Both musicians went on to have fruitful careers: Dawson has put out eight punky, lo-fi solo albums, including a children’s one (2008’s Alphabutt), while Green has released 11, made visual art, and directed 2011’s The Wrong Ferarri, a bizarre screwball film that he wrote while high on ketamine. “We were definitely going in some opposite directions,” he notes.
The Moldy Peaches’ big breakthrough actually came years after their split, when Dawson was tapped for the soundtrack of 2007’s smash-hit romantic comedy Juno. Anyone Else But You got a second wind as the de facto odd-couple love song; a version sung by the film’s stars, Elliot Page and Michael Cera, charted on the Billboard Hot 100 and it was even covered by Carla Bruni – then France’s first lady – on French TV. Green was surprised at first that so many people could relate to their oddball universe, most of which was recorded when he was still a teenager. “It’s a bit stinkier and gross and inaccessible than, for example, the world of [the Strokes’ debut album] Is This It?, which is really easy to like,” he says.
But that’s exactly why it has such universality: it’s a quintessential teenage album, sticky and crammed with the kinds of hyperspecific lyrics that are so commonplace in pop music today, but with deep feelings that cut through the detail. Often they’d sing different lines over the top of each other, introspection going toe-to-toe with ego, or they’d try to make you laugh during poignant, painful moments, like when the phone goes off in Nothing Came Out. It’s a wolf in rabbit’s clothing. “We showed contradictory ideas rubbing against each other to disarm people,” says Green. “Some parts of the lyrics are tender and the other parts are pretty psychedelic, and brutal.”

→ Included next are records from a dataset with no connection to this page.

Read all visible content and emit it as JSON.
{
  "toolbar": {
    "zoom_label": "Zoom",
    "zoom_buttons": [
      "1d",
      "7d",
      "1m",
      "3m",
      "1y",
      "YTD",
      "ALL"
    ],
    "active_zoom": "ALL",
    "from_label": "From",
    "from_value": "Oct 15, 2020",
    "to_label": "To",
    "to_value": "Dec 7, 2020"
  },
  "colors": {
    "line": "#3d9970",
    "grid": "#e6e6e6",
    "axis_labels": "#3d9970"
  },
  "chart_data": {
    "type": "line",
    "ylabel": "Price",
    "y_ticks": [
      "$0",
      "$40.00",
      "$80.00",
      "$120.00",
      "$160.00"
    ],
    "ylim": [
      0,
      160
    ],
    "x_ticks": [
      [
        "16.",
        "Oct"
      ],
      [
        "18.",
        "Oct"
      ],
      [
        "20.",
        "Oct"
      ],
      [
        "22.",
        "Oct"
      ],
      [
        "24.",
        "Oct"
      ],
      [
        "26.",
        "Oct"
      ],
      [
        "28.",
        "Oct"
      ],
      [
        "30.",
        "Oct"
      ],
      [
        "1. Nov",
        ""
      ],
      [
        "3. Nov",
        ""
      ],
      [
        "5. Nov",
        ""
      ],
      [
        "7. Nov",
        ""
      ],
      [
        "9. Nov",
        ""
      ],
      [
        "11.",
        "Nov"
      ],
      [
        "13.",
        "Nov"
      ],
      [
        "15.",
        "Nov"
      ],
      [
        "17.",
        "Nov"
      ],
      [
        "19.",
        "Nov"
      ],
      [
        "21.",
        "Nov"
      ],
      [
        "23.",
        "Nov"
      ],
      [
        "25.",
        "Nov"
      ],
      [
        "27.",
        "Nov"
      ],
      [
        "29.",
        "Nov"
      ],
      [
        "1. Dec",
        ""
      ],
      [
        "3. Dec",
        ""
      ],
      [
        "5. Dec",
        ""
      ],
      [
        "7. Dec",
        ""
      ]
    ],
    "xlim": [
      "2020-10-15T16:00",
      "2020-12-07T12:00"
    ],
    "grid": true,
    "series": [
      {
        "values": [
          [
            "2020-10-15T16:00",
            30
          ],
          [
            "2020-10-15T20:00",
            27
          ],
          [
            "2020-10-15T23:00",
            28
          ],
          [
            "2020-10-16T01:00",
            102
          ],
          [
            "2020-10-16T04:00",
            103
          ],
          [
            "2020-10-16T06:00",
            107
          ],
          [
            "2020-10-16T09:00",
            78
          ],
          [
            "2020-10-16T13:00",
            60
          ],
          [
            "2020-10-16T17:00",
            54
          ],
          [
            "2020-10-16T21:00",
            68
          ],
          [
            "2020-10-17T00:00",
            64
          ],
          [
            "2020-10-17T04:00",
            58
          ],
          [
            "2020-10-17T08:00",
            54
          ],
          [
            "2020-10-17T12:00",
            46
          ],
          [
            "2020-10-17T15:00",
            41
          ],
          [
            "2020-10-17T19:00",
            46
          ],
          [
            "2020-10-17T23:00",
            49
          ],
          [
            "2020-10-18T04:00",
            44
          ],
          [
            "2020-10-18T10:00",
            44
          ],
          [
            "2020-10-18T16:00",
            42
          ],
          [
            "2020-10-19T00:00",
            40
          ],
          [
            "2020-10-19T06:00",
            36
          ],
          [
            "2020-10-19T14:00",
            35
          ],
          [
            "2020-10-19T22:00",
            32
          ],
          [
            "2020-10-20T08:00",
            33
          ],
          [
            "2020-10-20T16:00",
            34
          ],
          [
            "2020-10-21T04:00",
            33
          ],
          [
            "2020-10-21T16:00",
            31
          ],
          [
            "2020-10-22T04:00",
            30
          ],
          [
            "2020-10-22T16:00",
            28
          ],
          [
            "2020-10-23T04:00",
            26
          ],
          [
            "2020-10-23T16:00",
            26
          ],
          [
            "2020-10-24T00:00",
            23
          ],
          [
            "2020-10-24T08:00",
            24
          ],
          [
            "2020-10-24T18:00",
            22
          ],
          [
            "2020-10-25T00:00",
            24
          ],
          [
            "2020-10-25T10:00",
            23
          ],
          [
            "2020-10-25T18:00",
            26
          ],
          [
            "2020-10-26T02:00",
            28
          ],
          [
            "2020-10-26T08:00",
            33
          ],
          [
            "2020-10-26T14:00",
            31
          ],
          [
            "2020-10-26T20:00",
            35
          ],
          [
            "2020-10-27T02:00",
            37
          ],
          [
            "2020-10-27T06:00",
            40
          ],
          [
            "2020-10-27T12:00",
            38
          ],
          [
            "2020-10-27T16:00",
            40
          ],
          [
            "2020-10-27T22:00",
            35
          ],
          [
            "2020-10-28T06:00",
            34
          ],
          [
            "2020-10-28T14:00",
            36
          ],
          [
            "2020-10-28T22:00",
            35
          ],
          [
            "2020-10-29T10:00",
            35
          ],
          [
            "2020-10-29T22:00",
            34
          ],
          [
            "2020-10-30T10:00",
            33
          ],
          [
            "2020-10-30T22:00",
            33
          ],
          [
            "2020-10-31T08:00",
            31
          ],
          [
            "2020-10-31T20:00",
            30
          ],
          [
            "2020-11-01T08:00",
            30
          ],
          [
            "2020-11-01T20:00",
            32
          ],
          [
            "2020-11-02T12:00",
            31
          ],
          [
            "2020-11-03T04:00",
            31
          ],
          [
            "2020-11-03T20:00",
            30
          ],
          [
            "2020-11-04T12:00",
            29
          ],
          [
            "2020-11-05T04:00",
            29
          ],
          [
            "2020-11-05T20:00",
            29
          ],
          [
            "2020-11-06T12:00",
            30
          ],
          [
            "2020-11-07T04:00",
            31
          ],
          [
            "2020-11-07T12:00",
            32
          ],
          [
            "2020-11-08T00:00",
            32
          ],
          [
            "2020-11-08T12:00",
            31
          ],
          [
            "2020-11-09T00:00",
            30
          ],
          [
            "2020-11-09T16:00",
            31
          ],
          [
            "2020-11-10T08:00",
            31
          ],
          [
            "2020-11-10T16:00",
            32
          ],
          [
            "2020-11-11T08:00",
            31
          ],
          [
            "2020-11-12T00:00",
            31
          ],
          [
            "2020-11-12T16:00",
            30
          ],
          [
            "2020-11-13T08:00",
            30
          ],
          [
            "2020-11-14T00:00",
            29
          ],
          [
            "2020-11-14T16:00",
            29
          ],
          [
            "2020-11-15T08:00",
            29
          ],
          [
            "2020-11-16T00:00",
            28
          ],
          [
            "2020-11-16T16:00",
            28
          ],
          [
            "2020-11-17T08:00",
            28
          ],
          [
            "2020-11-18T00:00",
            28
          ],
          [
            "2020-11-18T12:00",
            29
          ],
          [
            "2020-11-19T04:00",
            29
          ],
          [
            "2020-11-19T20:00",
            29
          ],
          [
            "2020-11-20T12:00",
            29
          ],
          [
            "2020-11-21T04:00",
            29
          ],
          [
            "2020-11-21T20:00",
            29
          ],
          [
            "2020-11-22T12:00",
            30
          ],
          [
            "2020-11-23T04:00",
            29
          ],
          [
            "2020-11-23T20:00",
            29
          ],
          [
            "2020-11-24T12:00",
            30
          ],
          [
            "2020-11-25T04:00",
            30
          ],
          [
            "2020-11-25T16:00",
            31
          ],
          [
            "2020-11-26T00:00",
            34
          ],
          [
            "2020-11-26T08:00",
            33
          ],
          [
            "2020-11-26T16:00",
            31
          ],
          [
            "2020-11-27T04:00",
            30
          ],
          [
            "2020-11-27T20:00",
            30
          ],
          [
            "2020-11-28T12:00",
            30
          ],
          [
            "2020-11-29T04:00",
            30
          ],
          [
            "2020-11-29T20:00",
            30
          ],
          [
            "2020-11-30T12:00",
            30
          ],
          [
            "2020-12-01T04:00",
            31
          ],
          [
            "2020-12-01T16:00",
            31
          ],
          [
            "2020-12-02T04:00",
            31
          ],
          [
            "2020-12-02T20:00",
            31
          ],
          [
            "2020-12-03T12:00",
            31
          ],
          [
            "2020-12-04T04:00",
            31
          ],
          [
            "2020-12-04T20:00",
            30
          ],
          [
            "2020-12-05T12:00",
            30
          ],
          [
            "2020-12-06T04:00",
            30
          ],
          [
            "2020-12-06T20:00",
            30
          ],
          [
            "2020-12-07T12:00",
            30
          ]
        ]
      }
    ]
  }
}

They are sensitive to how those lyrics could be perceived today, and for their 20-year anniversary reissue in 2018, edited out an ableist slur on NYC’s Like a Graveyard. “We weren’t trying to intentionally cause harm to any marginalised communities, it was just a different time,” says Dawson. Another of their songs – and one of their best – is a gleeful singalong called Who’s Got the Crack, featuring the couplet: “I like it when my hair is poofy / I like it when you slip me a roofie”. “Things were joked about that wouldn’t be joked about now, and that doesn’t make it OK. But I do think that we could still write songs that are crass. I can be pretty gross without being offensive.”
“I don’t know what it would be like to be starting the Moldy Peaches now,” says Green. They existed in an unselfconscious era, pre internet, where they “got to tour and not feel like we were under surveillance” and where social media hadn’t steamrolled individualism into one “traditional” and more uniform mass. They didn’t think about how they would be perceived at the time, but there weren’t many visible Black female punks in music back then, and Dawson says now that countless people tell her she gave them “permission to be a weird kid”.
Singing their teenage ditties again, back on stage in a few weeks, will be like “emotional time travel,” says Green. And yet while those DIY costumes might be a touch upgraded – there is talk of 3D printing and vehicular outfits – their songs have stood the test of time. “They feel very much the same to me,” says Dawson, “they’re special little gems that I love. The only difference is that I don’t give a shit what some indie boy thinks of me.” She laughs. “Now I’m like, God, those guys are such creeps.”